Low-frequency variants are of especially great interest for harbouring drug resistance mutations or affecting virulence. In this context, with the true interdisciplinary approach of VIROINF the following questions can be answered:
- How can we distinguish viral haplotypes in RNA-Seq data and characterise sequence-based evolution (ESR 3, ESR 8, ESR 4)?
- What is the role of quasispecies in virus pathogenesis and evolution (ESR 14, ESR 4)?
- How does intra-viral (ESR 1, ESR 2) and viral-host (ESR 6, ESR 15) selective pressure shape short-term evolution?

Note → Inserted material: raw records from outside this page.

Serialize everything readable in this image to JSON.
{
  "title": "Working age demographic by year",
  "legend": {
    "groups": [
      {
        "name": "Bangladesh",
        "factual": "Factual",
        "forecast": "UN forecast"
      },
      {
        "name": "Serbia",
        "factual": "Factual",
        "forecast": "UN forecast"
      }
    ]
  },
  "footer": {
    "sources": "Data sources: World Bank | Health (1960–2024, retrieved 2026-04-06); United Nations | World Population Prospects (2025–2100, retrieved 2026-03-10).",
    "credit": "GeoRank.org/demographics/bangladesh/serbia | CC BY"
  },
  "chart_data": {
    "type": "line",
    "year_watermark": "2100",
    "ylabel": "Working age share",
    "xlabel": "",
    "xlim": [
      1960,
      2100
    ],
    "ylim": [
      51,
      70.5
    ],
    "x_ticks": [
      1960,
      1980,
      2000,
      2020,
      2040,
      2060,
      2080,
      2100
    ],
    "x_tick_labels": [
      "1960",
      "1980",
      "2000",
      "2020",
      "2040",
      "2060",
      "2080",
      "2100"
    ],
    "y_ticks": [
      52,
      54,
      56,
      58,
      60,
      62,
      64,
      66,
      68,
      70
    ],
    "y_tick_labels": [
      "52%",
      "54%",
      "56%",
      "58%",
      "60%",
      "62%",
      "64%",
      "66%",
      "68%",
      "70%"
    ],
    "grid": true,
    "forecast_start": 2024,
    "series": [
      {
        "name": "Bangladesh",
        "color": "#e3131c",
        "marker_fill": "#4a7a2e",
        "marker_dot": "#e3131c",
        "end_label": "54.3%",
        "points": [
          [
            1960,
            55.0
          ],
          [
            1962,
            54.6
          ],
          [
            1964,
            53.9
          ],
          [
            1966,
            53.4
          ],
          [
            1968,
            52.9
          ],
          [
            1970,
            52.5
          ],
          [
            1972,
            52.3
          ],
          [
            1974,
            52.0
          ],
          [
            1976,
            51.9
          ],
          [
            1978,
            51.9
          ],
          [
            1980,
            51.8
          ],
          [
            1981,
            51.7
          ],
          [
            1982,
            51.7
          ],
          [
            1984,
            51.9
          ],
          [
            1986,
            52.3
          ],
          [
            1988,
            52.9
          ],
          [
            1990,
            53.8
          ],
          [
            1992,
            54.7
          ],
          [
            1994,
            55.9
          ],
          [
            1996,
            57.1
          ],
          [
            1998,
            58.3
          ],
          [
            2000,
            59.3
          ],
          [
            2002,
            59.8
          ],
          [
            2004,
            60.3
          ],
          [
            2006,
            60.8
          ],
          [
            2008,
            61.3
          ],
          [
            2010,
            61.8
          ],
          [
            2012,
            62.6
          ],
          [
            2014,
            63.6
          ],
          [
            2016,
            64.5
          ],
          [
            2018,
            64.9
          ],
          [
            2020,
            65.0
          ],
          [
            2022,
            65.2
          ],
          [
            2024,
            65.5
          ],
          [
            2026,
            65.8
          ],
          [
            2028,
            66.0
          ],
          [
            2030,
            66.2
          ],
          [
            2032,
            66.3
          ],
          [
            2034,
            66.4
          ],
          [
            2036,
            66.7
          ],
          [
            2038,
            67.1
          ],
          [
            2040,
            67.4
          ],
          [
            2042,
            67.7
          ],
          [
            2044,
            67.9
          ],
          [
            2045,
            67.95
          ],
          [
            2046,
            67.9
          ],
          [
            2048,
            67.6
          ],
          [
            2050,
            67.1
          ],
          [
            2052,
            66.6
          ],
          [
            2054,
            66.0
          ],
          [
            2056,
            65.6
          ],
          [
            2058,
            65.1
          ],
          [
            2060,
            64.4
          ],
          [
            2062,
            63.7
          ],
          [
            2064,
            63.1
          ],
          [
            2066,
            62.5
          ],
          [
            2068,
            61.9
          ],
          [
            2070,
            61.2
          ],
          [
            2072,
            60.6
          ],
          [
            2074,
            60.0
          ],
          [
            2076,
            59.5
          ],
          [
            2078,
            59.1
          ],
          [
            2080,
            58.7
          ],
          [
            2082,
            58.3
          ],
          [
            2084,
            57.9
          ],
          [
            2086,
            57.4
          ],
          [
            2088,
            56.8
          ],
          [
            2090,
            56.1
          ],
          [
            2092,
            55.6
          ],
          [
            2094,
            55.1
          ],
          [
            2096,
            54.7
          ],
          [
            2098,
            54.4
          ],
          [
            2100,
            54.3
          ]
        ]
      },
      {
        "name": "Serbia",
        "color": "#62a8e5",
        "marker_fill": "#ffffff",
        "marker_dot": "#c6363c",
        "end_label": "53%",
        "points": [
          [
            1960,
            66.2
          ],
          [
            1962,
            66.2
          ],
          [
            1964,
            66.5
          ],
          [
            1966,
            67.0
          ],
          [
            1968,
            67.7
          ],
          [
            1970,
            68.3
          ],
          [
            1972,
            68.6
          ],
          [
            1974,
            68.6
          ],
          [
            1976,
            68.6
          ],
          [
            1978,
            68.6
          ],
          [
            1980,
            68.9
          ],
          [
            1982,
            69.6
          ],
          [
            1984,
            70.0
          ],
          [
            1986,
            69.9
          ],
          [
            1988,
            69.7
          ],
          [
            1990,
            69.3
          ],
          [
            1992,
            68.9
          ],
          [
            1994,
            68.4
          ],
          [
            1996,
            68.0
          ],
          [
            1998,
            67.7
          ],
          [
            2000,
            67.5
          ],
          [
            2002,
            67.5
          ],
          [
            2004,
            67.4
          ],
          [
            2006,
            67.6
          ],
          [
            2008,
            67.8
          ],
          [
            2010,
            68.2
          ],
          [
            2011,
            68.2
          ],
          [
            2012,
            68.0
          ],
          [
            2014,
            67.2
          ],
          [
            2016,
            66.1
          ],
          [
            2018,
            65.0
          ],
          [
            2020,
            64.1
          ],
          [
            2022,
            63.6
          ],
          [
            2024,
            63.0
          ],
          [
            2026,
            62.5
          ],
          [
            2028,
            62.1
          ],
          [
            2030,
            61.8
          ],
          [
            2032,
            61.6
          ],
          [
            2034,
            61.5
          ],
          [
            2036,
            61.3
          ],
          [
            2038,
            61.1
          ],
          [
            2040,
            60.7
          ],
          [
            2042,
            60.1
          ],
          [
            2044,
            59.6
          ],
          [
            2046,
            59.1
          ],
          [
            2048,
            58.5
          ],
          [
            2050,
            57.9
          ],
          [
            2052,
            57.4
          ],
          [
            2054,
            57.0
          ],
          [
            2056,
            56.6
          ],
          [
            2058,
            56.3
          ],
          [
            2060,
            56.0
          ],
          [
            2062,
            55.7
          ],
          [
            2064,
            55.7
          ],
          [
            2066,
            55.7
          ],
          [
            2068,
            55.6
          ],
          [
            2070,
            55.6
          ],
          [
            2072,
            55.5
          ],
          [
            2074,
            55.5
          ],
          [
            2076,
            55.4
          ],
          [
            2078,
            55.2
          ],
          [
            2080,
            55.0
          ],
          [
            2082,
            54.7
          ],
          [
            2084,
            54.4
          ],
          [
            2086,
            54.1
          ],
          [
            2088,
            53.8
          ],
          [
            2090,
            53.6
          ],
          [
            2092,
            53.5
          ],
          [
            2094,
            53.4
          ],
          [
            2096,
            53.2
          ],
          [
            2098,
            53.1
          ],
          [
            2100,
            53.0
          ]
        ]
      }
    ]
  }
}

- Are RNA modifications also dictating some selective pressure (ESR 15)?
- Can we predict and design the fittest virus within a viral quasispecies (ESR 1)?
These questions will be mainly addressed through the integration of virus evolution experiments that generate high-resolution 2nd and 3rd generation sequences (ESR 4, ESR 9) and the development of novel bioinformatics tools to resolve quasispecies structures from the resulting data (ESR 8, ESR 3).
VIROINF will search for patterns which can emerge when host affiliation is projected onto viral taxonomy. Branch permutation techniques will be used to statistically determine at which level the viruses and hosts co-evolve. These patterns will reveal the evolution of virus-host associations for different classes of viruses. The associations will be validated by analysing both, known and predicted, host-associations independently (see WP 1.2). Moreover, virus-host associations will be used to validate the co-evolutionary signal.